BBC Radio 4, 2 June 2012
In this first installment of a new series of From Fact to Fiction,
the series of playlets where different writers respond to the week's news, writer Lou Ramsden was inspired by the story that
bookings for Greek holidays have recently soared, despite the country's uncertain economic situation.
Euan Clarke (Stephen Hoyle) has taken his girlfriend Laura (Sarah McDonald Hughes)
on a cheap trip to Kos, with a view to asking him to marry her. Unfortunately the trip has not gone as planned: Laura has
started smashing plates in the local restaurant, in the belief that this is what always happens in Greece (despite health
and safety regulations); Euan has spent as little money as he can, and Laura now thinks he is something of a skinflint; while
Laura eventually ends up losing her purse at the the end of the meal.
Local restaurateur Nikos (Jon Lolis) comes up with an offer Euan cannot refuse. For
one night only, Euan can have the restaurant to himself, so that he can try to propose once more. No expense will be spared:
the musicians will play Laura's favourite choice of music, and Nikos will provide free food and encouragement. Euan gives
a speech, where he asks Laura to give up all her vices - for example, over-spending on credit cards - in return for marriage.
However things do not turn out according to plan ...

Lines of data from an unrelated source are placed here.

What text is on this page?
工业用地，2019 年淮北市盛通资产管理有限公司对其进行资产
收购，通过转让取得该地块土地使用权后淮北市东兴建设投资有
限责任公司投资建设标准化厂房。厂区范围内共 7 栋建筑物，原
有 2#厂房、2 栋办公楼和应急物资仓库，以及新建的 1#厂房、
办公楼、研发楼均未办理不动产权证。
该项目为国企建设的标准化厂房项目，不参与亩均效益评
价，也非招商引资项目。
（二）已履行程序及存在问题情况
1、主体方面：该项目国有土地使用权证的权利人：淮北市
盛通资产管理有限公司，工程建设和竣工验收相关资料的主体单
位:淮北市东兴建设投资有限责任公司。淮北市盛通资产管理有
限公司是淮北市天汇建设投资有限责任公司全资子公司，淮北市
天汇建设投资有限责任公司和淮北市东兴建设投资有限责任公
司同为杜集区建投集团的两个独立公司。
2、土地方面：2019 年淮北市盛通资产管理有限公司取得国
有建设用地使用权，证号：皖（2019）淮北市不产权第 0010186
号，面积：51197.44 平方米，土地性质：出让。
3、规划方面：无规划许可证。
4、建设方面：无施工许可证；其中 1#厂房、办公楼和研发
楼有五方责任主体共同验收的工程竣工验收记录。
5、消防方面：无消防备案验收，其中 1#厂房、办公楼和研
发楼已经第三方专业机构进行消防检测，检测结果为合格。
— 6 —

A Greek Proposal takes recent events in Greece and gives them a personal
dimension. Writer Ramsden shows how any offers with strings attached are often not worth the paper they are printed on: Laura
is expected to reform herself, and receive little or nothing in return. If that is the only way people 0 or economies - can
be changed, then perhaps it's not worth trying to reform them.
Performed with unquestioned zest by Hoyle, McDonald Hughes and Lolis, A Greek
Proposal offered a sharp commentary on how the strong attempt to dominate the weak, without taking their feelings into
account. The director was Charlotte Riches.